Les fantômes de Goya, de Milos Forman (Europe, 2007)

Publié le par Erwan Desbois

Où ?

Au Publicis Cinéma, dans la salle prestige (qui porte bien son nom) de 400 places, vide comme toujours et sur-climatisée comme toujours

Quand ?
Hier soir
Avec qui ?

Seul, avec une demi-douzaine d’autres spectateurs.
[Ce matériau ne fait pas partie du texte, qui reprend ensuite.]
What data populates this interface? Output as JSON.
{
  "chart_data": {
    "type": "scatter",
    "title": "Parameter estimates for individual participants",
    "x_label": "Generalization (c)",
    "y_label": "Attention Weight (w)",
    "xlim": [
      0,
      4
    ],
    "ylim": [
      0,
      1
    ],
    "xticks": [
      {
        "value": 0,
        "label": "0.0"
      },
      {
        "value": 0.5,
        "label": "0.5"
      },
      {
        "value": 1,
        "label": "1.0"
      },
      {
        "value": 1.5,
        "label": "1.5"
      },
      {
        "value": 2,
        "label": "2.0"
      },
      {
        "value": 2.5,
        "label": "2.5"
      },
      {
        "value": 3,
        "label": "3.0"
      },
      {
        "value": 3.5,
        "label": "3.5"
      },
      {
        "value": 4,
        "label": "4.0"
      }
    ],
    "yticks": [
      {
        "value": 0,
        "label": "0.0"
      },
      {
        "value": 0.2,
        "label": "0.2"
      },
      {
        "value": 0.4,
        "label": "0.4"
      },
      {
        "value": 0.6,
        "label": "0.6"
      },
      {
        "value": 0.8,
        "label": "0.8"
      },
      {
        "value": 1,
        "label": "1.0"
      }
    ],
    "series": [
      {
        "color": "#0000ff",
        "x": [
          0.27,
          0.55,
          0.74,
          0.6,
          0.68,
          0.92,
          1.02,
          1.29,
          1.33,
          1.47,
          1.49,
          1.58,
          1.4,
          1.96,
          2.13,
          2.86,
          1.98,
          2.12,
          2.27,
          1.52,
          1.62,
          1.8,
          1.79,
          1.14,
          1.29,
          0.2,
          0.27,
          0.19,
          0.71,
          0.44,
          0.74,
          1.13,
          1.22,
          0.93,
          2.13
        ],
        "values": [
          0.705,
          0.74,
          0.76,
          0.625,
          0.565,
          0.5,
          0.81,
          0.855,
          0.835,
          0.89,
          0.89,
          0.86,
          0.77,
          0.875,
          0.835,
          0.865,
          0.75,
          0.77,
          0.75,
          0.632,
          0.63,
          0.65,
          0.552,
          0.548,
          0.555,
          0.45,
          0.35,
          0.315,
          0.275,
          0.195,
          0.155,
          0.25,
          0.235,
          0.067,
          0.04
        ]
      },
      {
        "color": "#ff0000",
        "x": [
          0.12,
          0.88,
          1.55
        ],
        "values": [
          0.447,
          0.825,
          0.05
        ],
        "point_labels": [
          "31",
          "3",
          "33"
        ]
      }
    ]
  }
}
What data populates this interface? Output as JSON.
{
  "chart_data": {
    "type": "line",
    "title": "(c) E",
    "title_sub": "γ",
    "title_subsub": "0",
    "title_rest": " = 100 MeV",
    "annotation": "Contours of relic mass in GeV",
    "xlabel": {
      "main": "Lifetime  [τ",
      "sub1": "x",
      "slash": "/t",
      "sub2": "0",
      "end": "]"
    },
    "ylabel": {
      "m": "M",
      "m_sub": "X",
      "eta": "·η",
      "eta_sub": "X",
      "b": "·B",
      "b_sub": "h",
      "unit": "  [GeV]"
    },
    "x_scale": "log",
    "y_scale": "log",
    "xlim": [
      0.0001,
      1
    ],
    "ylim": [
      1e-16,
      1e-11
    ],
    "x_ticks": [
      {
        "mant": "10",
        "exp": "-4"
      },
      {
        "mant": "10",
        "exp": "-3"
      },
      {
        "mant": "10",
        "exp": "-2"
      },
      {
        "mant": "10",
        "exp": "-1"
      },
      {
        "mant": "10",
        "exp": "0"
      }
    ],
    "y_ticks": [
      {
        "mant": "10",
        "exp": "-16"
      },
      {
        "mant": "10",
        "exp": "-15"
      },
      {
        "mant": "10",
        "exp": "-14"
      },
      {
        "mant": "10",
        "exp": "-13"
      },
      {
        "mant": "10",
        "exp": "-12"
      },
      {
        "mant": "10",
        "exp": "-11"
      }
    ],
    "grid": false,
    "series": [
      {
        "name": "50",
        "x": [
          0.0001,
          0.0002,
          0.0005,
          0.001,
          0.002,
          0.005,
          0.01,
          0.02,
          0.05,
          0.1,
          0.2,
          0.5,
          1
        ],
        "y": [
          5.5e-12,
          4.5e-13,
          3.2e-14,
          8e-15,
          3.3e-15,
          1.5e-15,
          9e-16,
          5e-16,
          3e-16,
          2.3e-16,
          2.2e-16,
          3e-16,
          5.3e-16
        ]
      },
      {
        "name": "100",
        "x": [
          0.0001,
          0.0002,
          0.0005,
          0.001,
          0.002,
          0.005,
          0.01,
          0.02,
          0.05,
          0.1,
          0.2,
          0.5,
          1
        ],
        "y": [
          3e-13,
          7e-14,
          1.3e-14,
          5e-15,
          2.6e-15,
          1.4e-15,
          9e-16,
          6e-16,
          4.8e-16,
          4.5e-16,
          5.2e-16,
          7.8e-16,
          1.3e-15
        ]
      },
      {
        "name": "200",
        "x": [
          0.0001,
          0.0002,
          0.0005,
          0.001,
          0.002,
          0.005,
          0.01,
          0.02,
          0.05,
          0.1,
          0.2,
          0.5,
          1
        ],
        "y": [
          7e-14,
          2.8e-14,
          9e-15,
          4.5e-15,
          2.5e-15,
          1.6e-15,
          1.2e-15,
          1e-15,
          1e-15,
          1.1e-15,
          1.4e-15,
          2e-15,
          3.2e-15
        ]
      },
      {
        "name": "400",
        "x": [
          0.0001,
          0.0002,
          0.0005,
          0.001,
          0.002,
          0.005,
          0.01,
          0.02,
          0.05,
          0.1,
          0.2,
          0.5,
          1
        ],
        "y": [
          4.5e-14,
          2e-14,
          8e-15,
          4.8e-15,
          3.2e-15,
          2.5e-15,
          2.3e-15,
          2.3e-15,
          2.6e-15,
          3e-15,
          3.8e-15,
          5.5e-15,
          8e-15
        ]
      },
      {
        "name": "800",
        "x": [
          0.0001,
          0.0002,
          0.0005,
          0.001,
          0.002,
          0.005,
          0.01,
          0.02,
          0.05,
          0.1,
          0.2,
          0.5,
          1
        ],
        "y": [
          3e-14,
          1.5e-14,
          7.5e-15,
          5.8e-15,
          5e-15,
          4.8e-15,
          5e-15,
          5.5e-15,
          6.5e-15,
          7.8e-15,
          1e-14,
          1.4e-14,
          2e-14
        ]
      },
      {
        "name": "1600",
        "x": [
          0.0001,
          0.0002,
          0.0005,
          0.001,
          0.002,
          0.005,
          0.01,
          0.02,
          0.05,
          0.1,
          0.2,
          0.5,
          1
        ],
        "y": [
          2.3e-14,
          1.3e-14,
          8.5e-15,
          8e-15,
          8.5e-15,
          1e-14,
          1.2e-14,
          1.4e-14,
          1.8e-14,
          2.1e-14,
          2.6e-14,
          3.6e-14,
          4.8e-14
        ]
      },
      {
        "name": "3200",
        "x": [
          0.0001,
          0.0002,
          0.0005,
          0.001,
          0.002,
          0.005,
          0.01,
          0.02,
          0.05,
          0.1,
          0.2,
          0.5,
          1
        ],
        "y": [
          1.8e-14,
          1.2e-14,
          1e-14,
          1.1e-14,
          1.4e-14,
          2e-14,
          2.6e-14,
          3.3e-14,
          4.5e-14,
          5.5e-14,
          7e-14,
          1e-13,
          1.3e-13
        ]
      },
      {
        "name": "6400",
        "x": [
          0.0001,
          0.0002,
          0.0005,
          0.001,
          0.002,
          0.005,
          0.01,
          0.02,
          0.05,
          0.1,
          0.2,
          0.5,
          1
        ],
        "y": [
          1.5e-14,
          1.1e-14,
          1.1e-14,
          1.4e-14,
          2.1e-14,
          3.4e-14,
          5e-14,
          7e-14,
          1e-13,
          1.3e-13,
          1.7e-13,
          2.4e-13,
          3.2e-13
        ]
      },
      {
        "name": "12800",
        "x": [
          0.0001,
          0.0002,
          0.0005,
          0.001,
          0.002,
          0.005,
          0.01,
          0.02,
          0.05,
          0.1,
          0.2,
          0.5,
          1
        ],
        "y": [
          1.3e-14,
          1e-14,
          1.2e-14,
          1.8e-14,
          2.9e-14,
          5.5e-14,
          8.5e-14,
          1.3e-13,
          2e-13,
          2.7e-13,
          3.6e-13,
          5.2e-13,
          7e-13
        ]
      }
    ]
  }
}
Pendant ce temps, ma chérie était de l’autre côté des Champs-Élysées pour voir 2 days in Paris au George V.

Et alors… ?

Les fantômes de Goya est une de ces perles bien cachées que la déferlante de films estivaux recèle, et qu’il faut savoir dénicher entre les blockbusters aux 1000 copies et les sorties techniques de navets qui envahissent les salles restantes. …Goya est d’autant plus dur à repérer qu’un premier survol semble le placer directement dans la seconde catégorie : les co-productions européennes en costumes avec réalisateur entre deux eaux et stars hollywoodiennes en vacances pour caution (Natalie Portman, Javier Bardem de retour au pays) accouchent rarement de bons films. Mais bon, c’est quand même Milos Forman (Valmont, Amadeus), dont on était sans nouvelles depuis l’excellent Man on the moon, à la mise en scène, avec Javier Aguirresarobe (Les autres, Parle avec elle) à la photo et Jean-Claude Carrière au scénario, donc on flaire le bon coup éventuel.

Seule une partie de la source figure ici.